One of the most common inference methods used in DD applications is the cluster-robust variance estimator. These inference methods does not work well when there is only one treated group. The inference method proposed by Conley and Taber (2011) works well when there is only one treated group but does not allow for heteroskedasticity in the municipality × time aggregated model. The assumption that homoskedasticity can be a restrictive assumption. For example, if there is variation in the number of observations in each municipality × time cell, then the municipality × time DD aggregate model should be inherently heteroskedastic. These methods would tend to (under-) overreject the null hypothesis when the number of observations in the treated groups is (large) small relative to the number of observations in the control groups.

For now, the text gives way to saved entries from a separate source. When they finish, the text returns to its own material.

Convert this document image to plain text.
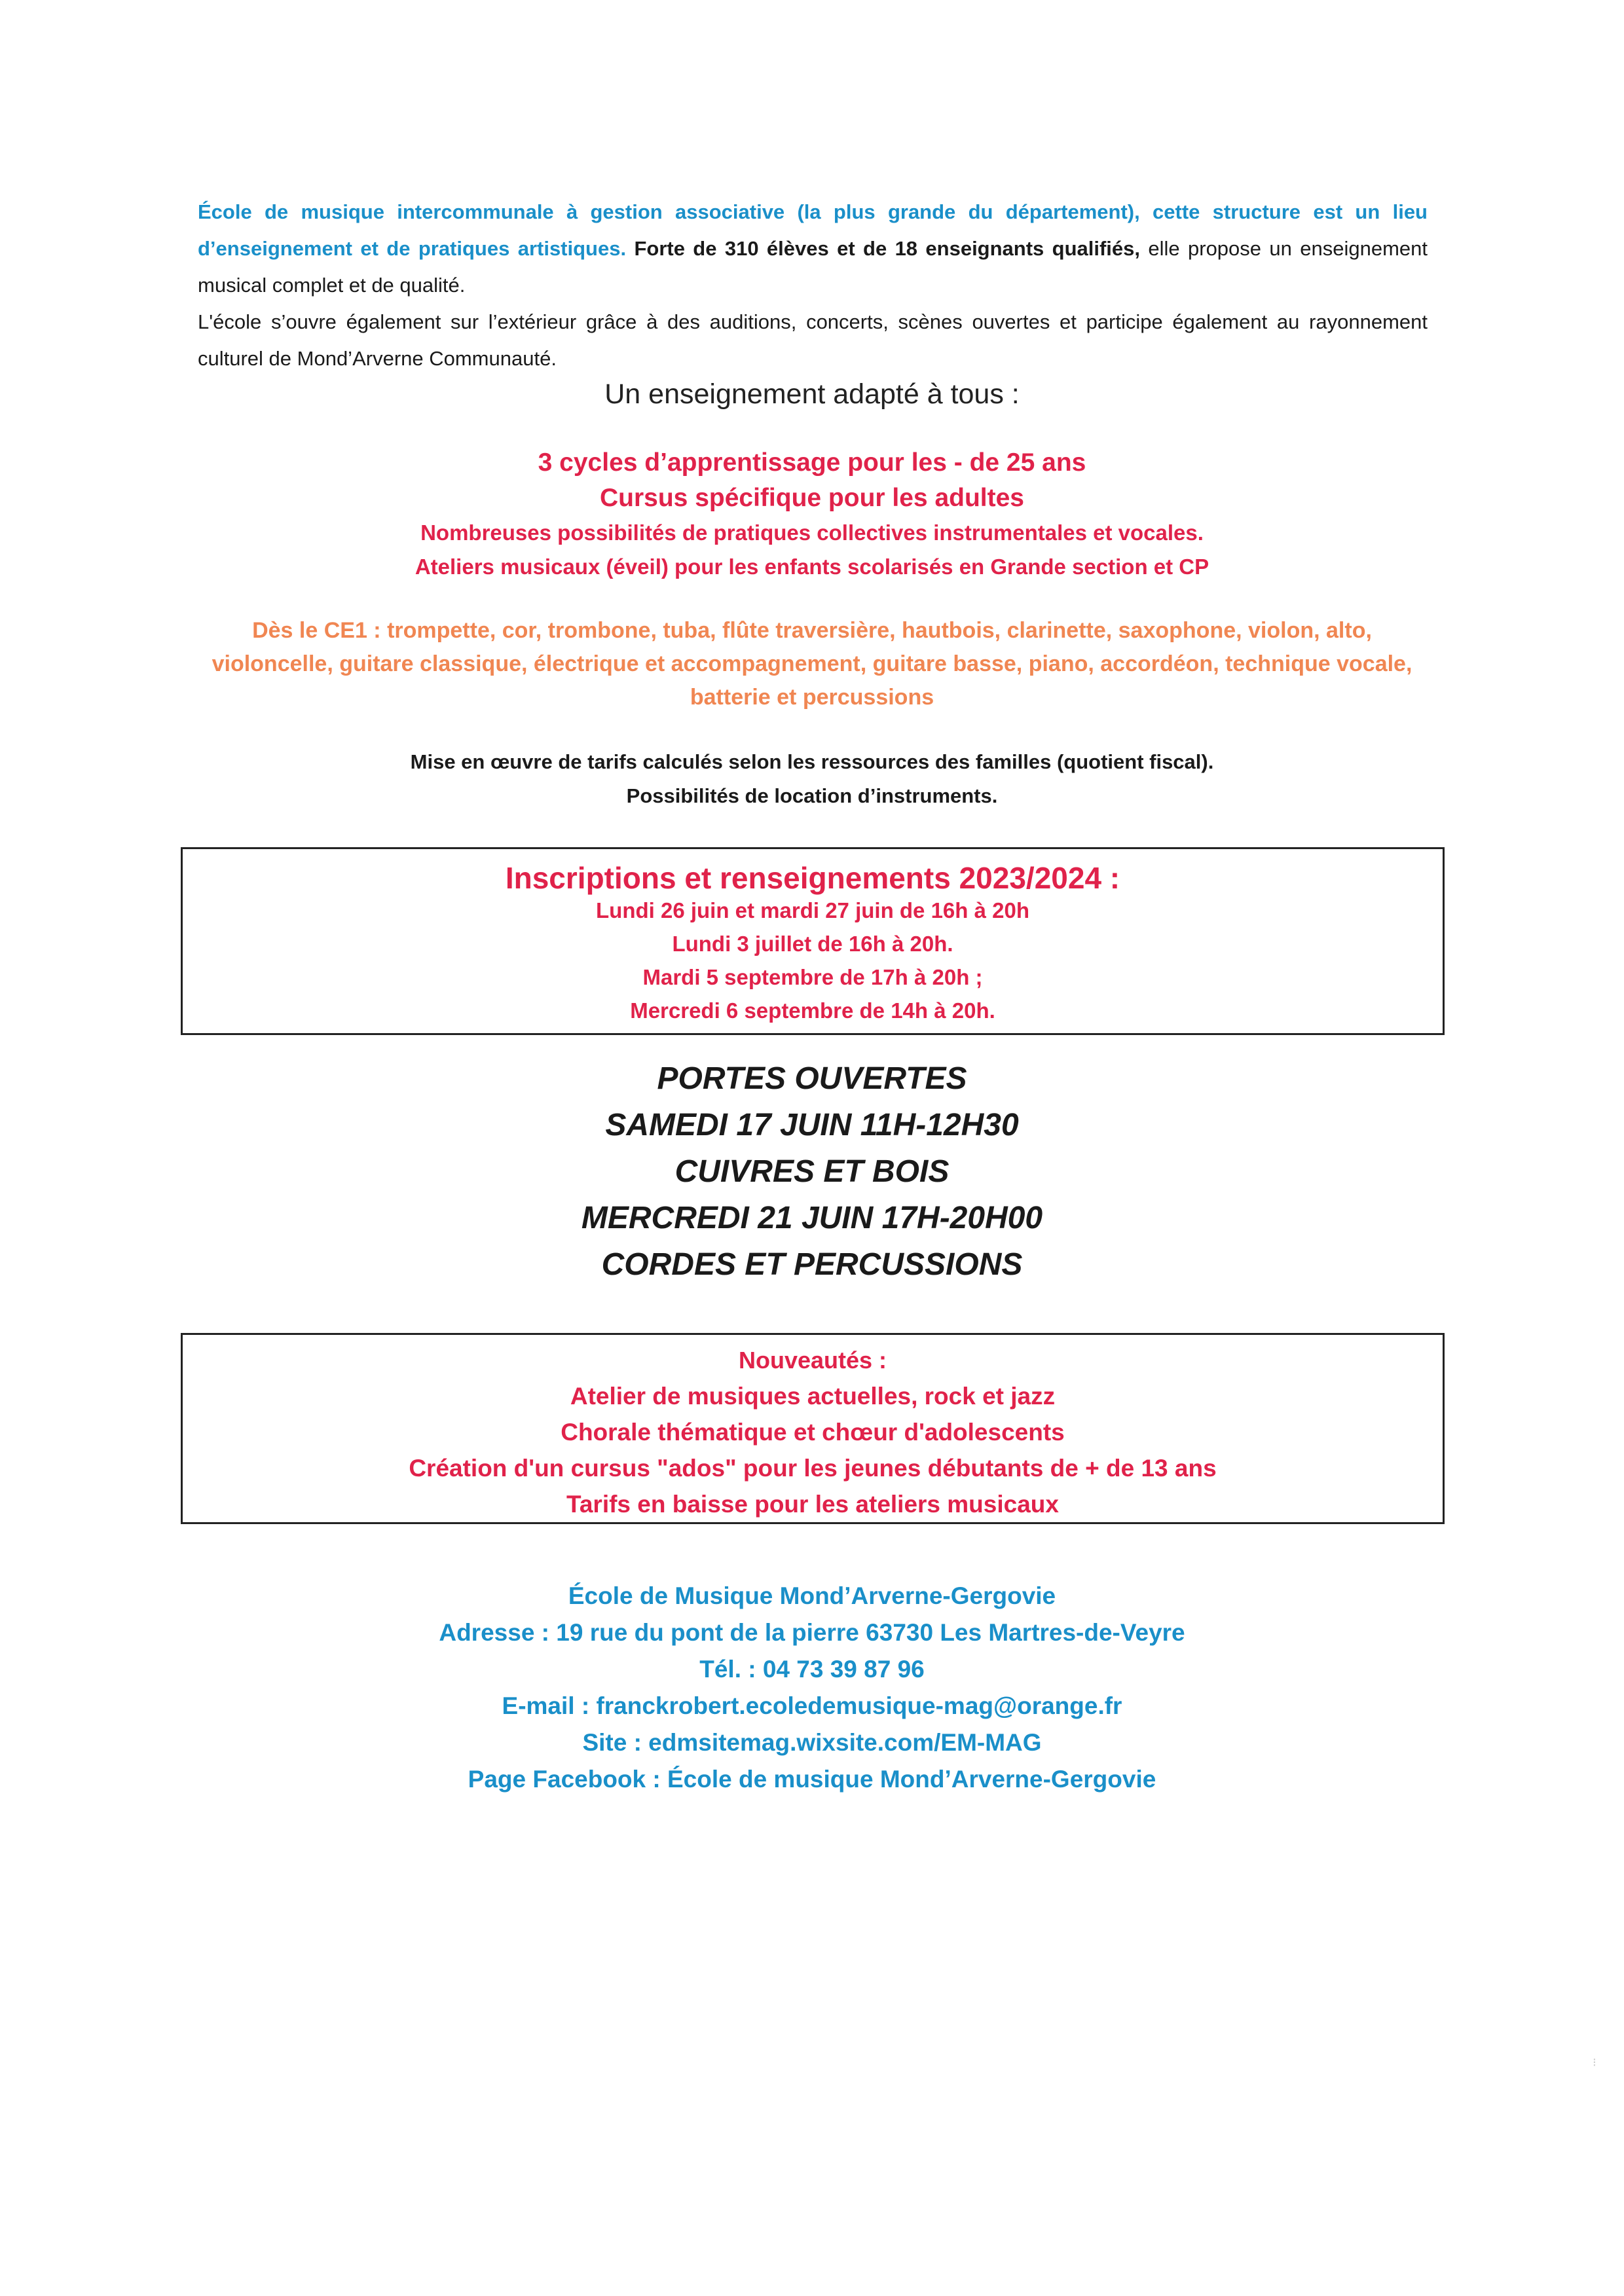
École de musique intercommunale à gestion associative (la plus grande du département), cette structure est un lieu d’enseignement et de pratiques artistiques. Forte de 310 élèves et de 18 enseignants qualifiés, elle propose un enseignement musical complet et de qualité.

L'école s’ouvre également sur l’extérieur grâce à des auditions, concerts, scènes ouvertes et participe également au rayonnement culturel de Mond’Arverne Communauté.

Un enseignement adapté à tous :
3 cycles d’apprentissage pour les - de 25 ans
Cursus spécifique pour les adultes
Nombreuses possibilités de pratiques collectives instrumentales et vocales.
Ateliers musicaux (éveil) pour les enfants scolarisés en Grande section et CP
Dès le CE1 : trompette, cor, trombone, tuba, flûte traversière, hautbois, clarinette, saxophone, violon, alto, violoncelle, guitare classique, électrique et accompagnement, guitare basse, piano, accordéon, technique vocale, batterie et percussions
Mise en œuvre de tarifs calculés selon les ressources des familles (quotient fiscal).
Possibilités de location d’instruments.
Inscriptions et renseignements 2023/2024 :
Lundi 26 juin et mardi 27 juin de 16h à 20h
Lundi 3 juillet de 16h à 20h.
Mardi 5 septembre de 17h à 20h ;
Mercredi 6 septembre de 14h à 20h.
PORTES OUVERTES
SAMEDI 17 JUIN 11H-12H30
CUIVRES ET BOIS
MERCREDI 21 JUIN 17H-20H00
CORDES ET PERCUSSIONS
Nouveautés :
Atelier de musiques actuelles, rock et jazz
Chorale thématique et chœur d'adolescents
Création d'un cursus "ados" pour les jeunes débutants de + de 13 ans
Tarifs en baisse pour les ateliers musicaux
École de Musique Mond’Arverne-Gergovie
Adresse : 19 rue du pont de la pierre 63730 Les Martres-de-Veyre
Tél. : 04 73 39 87 96
E-mail : franckrobert.ecoledemusique-mag@orange.fr
Site : edmsitemag.wixsite.com/EM-MAG
Page Facebook : École de musique Mond’Arverne-Gergovie
⁝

Ferman and Pinto’s (2019) model is similar to the inference method proposed Conley and Taber (2011), but allowing for heteroskedasticity. More specifically, allowing for heteroskedasticity that arises from the fact that different municipalities have different population sizes, and therefore municipality × time aggregates will have lower variance when a municipality has a larger population.

Assumptions would be satisfied when heteroskedasticity arises from variation in the number of observations per group. Under this assumption, the authors can rescale the pre-post difference in average residuals of the control groups using the estimated heteroskedasticity structure, so that they become informative about the distribution of the pre-post difference in average errors of the treated groups. By focusing on this linear combination of the errors, they circumvent the need to impose strong assumptions and specify a structure for the intragroup × time and serial correlations.

They show that a cluster residual bootstrap with this heteroskedasticity correction provides asymptotically valid hypothesis testing when the number of control groups goes to infinity, even when there is only one treated group. Their Monte Carlo (MC) simulations and simulations with real data sets suggest that their method provides reliable hypothesis testing when there are around 25 groups in total (1 treated and 24 controls). No heteroskedasticity- robust inference method in DD performs well with one treated group. Therefore, although 35 their method is not robust to any form of unknown heteroskedasticity, it provides an important improvement relative to existing methods.